* Q3 adj. earnings of $4.1 bln below analysts' forecast
* $7 bln Permian shareholder payouts to start next year
* New climate target is absolute, not intensity-based
(Adds graphic, detail on earnings, production volumes, outlook)
By Shadia Nasralla
LONDON, Oct 28 (Reuters) - Royal Dutch Shell set
itself tougher emissions cutting targets on Thursday, even as it
reported a lower-than-expected third-quarter profit of $4.13
billion.
The oil major said it would cut absolute emissions from its
operations and the electricity it uses, known as Scope 1 and 2
emissions, by half by 2030 compared with 2016.
The company has pledged to become a net-zero emissions
company by 2050, but has come under pressure to make faster
progress, with a Dutch court ordering it in May to cut all of
its emissions - including from the combustion of its products by
customers, or Scope 3 - by 45% by 2030.
Shell is appealing the court ruling.
The company previously set a target to cut the carbon
intensity of its products, meaning emissions by unit of energy
produced rather than in absolute terms, by at least 6% by 2023,
20% by 2030, 45% by 2035 and 100% by 2050, compared to 2016
levels.
HURRICANE HIT
As previously flagged, Shell will distribute $7 billion to
its shareholders from next year after a $9.5 billion deal to
sell its U.S. Permian assets to ConocoPhillips closes.
Its third-quarter adjusted earnings came in below an average
analyst forecast provided by the company for a $5.31 billion
profit.
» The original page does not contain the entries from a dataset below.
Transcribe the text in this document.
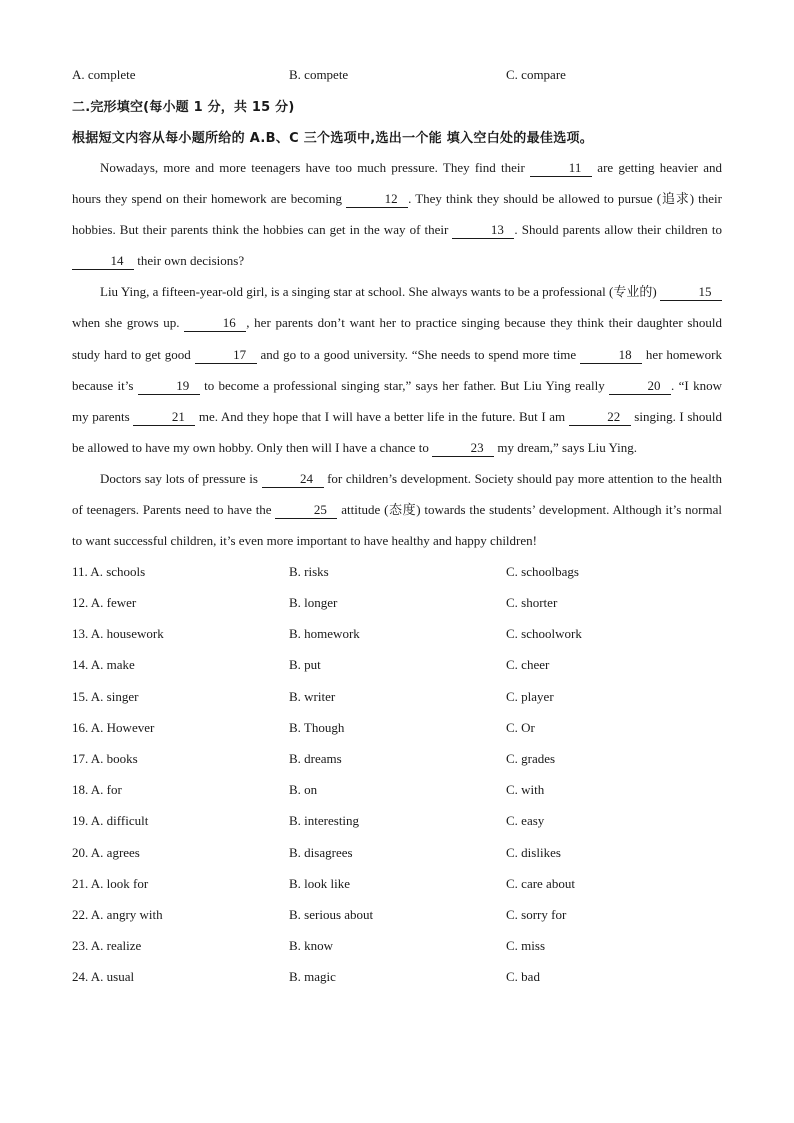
A. complete	B. compete	C. compare
二.完形填空(每小题 1 分，共 15 分)
根据短文内容从每小题所给的 A.B、C 三个选项中,选出一个能 填入空白处的最佳选项。

Nowadays, more and more teenagers have too much pressure. They find their	11 are getting heavier and hours they spend on their homework are becoming	12 . They think they should be allowed to pursue (追求) their hobbies. But their parents think the hobbies can get in the way of their	13 . Should parents allow their children to 14 their own decisions?

Liu Ying, a fifteen-year-old girl, is a singing star at school. She always wants to be a professional (专业的)	15 when she grows up.	16 , her parents don’t want her to practice singing because they think their daughter should study hard to get good	17 and go to a good university. “She needs to spend more time	18 her homework because it’s	19 to become a professional singing star,” says her father. But Liu Ying really	20 . “I know my parents	21 me. And they hope that I will have a better life in the future. But I am	22 singing. I should be allowed to have my own hobby. Only then will I have a chance to	23 my dream,” says Liu Ying.

Doctors say lots of pressure is	24 for children’s development. Society should pay more attention to the health of teenagers. Parents need to have the	25 attitude (态度) towards the students’ development. Although it’s normal to want successful children, it’s even more important to have healthy and happy children!

11. A. schools	B. risks	C. schoolbags
12. A. fewer	B. longer	C. shorter
13. A. housework	B. homework	C. schoolwork
14. A. make	B. put	C. cheer
15. A. singer	B. writer	C. player
16. A. However	B. Though	C. Or
17. A. books	B. dreams	C. grades
18. A. for	B. on	C. with
19. A. difficult	B. interesting	C. easy
20. A. agrees	B. disagrees	C. dislikes
21. A. look for	B. look like	C. care about
22. A. angry with	B. serious about	C. sorry for
23. A. realize	B. know	C. miss
24. A. usual	B. magic	C. bad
Earnings were $5.53 billion in the previous quarter and
$955 million a year ago.
Shell had previously flagged a $400 million hit to
third-quarter earnings from the damage caused by August's
Hurricane Ida in the United States and a boost to cash flows
from soaring natural gas and electricity prices.
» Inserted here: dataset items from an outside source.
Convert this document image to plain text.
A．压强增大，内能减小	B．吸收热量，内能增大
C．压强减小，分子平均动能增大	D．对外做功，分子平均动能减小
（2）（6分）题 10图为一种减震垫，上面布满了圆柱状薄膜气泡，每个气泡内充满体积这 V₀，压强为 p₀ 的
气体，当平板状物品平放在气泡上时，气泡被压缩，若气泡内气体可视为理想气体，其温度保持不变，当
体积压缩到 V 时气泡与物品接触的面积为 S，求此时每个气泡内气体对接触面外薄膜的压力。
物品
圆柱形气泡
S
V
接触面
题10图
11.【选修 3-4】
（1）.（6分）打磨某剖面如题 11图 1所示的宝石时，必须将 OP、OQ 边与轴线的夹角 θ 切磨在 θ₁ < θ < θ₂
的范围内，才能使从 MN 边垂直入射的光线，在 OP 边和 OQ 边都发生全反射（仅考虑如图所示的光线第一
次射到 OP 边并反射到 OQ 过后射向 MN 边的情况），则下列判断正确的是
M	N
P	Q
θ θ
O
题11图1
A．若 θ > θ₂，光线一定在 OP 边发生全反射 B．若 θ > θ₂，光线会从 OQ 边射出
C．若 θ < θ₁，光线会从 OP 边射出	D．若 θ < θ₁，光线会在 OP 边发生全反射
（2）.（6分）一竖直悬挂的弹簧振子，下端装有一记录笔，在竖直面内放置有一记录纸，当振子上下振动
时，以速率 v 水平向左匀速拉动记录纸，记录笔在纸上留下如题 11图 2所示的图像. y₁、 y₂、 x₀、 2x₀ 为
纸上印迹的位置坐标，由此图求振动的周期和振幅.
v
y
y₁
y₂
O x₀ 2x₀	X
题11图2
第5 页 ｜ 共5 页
Gas and power prices surged this autumn as tight gas
supplies have collided with strong demand in economies
recovering from the COVID-19 pandemic. <LNG-AS>
Shell's oil and gas production dropped in the third quarter
to 2.08 million barrels of oil equivalent per day (boepd) as a
result of the COVID-19 pandemic and hurricanes that forced
offshore platforms to shut down.
Oil production fell 4% from the second quarter to 1.49
million barrels per day, while gas output declined 17% to 3.39
million cubic feet per day.
The company guided for its liquefied natural gas (LNG)
production to rise to 8-8.6 million tonnes in the fourth
quarter.
Shell plans to invest around $20 billion this year, compared
with previous guidance for spending to stay below $22 billion.